5. The Director may change, but only with the Company's consent, the Director's election of payment terms by executing and delivering to the Company a new payment terms election. However, no such change shall be effective during the one-year period beginning on the day the Director executes the new payment terms election. If, during such one-year period, the Director becomes entitled to receive a payment or payments under the Plan pursuant to the Director's last effective payment terms election, said last effective payment terms election shall remain in full force and effect and the new election shall be null and void.
6. The Company reserves the right, upon written notice to the Director, to terminate this agreement as of January 1 of any year pursuant to action theretofore taken by the Company's Board of Directors; provided that such termination shall not affect the right of the Director, or the designated beneficiary or estate of the Director to receive payment of the total accumulated amount theretofore deferred.

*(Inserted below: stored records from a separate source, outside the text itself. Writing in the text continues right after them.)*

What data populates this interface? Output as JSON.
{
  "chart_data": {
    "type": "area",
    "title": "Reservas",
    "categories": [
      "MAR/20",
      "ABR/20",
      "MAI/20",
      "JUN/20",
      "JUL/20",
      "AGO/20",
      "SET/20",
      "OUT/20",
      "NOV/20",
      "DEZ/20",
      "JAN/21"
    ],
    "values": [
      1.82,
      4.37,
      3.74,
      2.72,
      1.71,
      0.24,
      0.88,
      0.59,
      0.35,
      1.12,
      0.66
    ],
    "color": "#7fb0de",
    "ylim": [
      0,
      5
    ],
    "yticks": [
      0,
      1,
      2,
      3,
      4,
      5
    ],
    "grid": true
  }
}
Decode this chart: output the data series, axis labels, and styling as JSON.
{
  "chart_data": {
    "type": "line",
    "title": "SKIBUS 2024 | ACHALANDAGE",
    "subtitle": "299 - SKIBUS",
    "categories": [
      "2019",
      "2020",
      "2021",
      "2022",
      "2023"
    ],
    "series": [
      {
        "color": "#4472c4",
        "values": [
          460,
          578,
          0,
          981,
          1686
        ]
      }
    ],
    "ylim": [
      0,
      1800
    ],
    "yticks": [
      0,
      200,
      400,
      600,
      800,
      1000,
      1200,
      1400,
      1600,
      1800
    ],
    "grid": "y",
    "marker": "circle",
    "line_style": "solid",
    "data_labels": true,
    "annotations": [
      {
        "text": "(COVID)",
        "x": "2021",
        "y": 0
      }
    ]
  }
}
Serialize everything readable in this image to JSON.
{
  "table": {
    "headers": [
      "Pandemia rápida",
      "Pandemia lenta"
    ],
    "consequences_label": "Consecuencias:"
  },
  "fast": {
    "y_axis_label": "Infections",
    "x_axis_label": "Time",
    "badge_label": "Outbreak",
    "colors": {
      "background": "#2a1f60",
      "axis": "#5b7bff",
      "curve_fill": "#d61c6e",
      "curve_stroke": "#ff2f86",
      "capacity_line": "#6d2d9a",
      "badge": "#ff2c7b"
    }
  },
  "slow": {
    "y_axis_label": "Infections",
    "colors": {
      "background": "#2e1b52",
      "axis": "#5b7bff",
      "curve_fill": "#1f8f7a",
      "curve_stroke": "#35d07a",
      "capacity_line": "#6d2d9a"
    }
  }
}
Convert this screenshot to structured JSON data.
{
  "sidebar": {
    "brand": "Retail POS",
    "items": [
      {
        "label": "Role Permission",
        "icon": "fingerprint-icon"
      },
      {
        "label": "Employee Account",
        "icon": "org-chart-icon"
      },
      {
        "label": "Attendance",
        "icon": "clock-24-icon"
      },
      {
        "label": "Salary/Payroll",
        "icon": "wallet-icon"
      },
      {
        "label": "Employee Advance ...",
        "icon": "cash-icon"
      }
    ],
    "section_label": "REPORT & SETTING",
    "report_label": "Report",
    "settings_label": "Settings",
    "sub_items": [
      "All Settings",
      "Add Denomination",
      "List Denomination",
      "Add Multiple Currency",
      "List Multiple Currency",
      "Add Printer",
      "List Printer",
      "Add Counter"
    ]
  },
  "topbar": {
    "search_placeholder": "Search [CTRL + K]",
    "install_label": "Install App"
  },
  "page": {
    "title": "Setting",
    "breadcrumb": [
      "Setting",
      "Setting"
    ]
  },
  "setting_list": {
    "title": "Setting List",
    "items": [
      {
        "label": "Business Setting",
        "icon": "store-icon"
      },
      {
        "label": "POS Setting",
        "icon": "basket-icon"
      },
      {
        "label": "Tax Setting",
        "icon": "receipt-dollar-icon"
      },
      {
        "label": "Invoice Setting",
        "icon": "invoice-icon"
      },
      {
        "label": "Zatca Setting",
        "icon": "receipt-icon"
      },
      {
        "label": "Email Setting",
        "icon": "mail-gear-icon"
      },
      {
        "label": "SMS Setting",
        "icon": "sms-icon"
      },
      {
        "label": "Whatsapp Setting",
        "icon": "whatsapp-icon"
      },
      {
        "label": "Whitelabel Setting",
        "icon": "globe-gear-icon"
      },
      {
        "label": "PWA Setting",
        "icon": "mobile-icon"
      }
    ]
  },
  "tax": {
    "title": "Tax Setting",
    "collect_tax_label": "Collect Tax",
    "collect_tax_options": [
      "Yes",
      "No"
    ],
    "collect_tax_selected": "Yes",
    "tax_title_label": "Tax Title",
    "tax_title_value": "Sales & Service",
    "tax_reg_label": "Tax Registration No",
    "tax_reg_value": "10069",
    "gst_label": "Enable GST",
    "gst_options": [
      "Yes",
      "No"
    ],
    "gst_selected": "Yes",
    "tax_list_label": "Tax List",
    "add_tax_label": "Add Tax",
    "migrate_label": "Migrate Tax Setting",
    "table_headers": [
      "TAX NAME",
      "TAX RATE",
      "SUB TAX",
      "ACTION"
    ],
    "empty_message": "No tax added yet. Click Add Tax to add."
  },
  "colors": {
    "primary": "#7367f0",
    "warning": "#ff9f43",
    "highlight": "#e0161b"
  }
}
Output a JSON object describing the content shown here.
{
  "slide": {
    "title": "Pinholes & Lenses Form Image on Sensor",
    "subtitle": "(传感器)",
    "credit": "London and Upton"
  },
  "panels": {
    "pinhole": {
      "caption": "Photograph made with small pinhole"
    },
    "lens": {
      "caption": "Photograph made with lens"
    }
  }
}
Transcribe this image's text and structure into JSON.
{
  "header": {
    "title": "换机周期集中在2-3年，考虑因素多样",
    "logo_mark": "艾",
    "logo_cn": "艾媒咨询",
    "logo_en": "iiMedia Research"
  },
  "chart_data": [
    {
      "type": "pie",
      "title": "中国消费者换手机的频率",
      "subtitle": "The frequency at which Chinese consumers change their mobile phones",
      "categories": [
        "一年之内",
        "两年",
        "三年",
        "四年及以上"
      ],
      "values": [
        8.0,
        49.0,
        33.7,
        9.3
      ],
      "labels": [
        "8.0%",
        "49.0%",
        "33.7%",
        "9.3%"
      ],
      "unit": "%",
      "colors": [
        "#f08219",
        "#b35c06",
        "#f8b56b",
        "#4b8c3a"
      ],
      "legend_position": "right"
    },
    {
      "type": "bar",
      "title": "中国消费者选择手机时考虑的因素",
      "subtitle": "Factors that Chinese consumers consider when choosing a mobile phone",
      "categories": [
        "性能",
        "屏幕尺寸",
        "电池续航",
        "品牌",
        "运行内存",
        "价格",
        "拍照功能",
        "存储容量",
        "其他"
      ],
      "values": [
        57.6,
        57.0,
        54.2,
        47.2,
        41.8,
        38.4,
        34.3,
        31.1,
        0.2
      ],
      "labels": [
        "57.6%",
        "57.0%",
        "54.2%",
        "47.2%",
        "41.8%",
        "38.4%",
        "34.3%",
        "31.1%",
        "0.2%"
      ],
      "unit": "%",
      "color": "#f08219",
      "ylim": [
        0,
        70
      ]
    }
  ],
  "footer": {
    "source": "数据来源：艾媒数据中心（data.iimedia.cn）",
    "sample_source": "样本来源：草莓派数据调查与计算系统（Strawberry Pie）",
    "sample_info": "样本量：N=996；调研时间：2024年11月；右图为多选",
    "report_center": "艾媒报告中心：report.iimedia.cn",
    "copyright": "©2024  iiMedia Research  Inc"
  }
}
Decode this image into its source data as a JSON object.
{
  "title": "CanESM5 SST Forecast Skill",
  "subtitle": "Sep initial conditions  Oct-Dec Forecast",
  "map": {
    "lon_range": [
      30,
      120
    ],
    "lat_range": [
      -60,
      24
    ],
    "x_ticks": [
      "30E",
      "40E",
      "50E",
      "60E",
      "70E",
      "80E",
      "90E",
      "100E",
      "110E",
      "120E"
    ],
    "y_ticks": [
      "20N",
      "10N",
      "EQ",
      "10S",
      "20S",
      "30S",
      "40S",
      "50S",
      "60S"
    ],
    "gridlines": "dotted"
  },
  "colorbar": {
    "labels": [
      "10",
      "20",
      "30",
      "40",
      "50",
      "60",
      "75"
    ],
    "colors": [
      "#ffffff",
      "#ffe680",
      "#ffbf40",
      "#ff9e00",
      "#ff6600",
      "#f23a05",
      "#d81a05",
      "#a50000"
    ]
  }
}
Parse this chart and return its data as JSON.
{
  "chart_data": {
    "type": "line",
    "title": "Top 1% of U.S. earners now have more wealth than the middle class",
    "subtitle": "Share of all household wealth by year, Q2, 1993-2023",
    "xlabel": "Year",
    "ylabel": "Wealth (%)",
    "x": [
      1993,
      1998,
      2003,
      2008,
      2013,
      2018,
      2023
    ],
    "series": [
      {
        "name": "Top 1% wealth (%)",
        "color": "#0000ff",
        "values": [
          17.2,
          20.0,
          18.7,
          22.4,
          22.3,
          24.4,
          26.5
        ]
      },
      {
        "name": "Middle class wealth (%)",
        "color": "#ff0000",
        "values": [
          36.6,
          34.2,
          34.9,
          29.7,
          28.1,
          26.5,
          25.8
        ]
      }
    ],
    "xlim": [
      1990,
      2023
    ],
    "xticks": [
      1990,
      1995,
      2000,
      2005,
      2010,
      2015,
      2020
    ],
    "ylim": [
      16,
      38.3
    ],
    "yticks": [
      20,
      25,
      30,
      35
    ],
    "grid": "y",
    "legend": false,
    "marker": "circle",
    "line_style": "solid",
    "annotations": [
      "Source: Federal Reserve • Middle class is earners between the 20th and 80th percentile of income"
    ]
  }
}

7. Any notice given under this agreement must be given by certified or registered mail to the respective party at the address set forth herein, or such substituted address as may be designated in any notice sent in accordance with this provision. The address for the Company is:
Corporate Secretary
Energy East Corporation
P.O. Box 12904
Albany, New York 12212-2904
8. This agreement is made pursuant to the Deferred Compensation Plan - Director Share Plan maintained by the Company, a copy of which has been delivered to the Director prior to the execution hereof and which is on file at the Company's corporate offices in Binghamton, New York.
IN WITNESS WHEREOF, the parties hereto have caused this agreement to be executed as of the day and year first above written.
ENERGY EAST CORPORATION
By:
(Title)
Director
ENERGY EAST CORPORATION
Deferred Compensation Plan - Director Share Plan
Pay-back Schedule
Initial Election
I,_________________________, request that, beginning the____________ month
(1st - 12th)
immediately following the date of my ceasing to serve on the Board of Directors of Energy East
Corporation, I be paid [monthly/quarterly/annually] for__________ year(s) the following yearly
(circle one) (1 - 10)
percentages:
lst year ___________% | 6th year __________% |
2nd year __________% | 7th year __________% |
3rd year __________% | 8th year __________% |
4th year __________% | 9th year __________% |
5th year __________% | 10th year __________% |
This initial election is, and will be, effective with respect to all Deferred Compensation Agreements under the Deferred Compensation Plan - Director Share Plan of Energy East Corporation.
ENERGY EAST CORPORATION
Deferred Compensation Plan - Director Share Plan
Pay-back Schedule
Change in Election
I,_________________________, request that, beginning the____________ month
(1st - 12th)
immediately following the date of my ceasing to serve on the Board of Directors of Energy East
Corporation, I be paid [monthly/quarterly/annually] for ________ year(s) the following yearly
(circle one) (1 - 10)
percentages:
lst year ___________% | 6th year __________% |
2nd year __________% | 7th year __________% |
3rd year __________% | 8th year __________% |
4th year __________% | 9th year __________% |
5th year __________% | 10th year __________% |
This change in payment election is, and will be, effective with respect to all Deferred Compensation Agreements under the Deferred Compensation Plan - Director Share Plan of Energy East Corporation and is made pursuant to Section 5 of any such agreements.
Accepted by Energy East Corporation:
CHANGE OF BENEFICIARY FORM
(Deferred Compensation Plan - Director Share Plan)
I hereby designate as beneficiary under all of my Deferred
Compensation Agreements under the Deferred Compensation Plan - Director Share Plan of Energy East Corporation, superseding all beneficiary designation(s) previously made by me.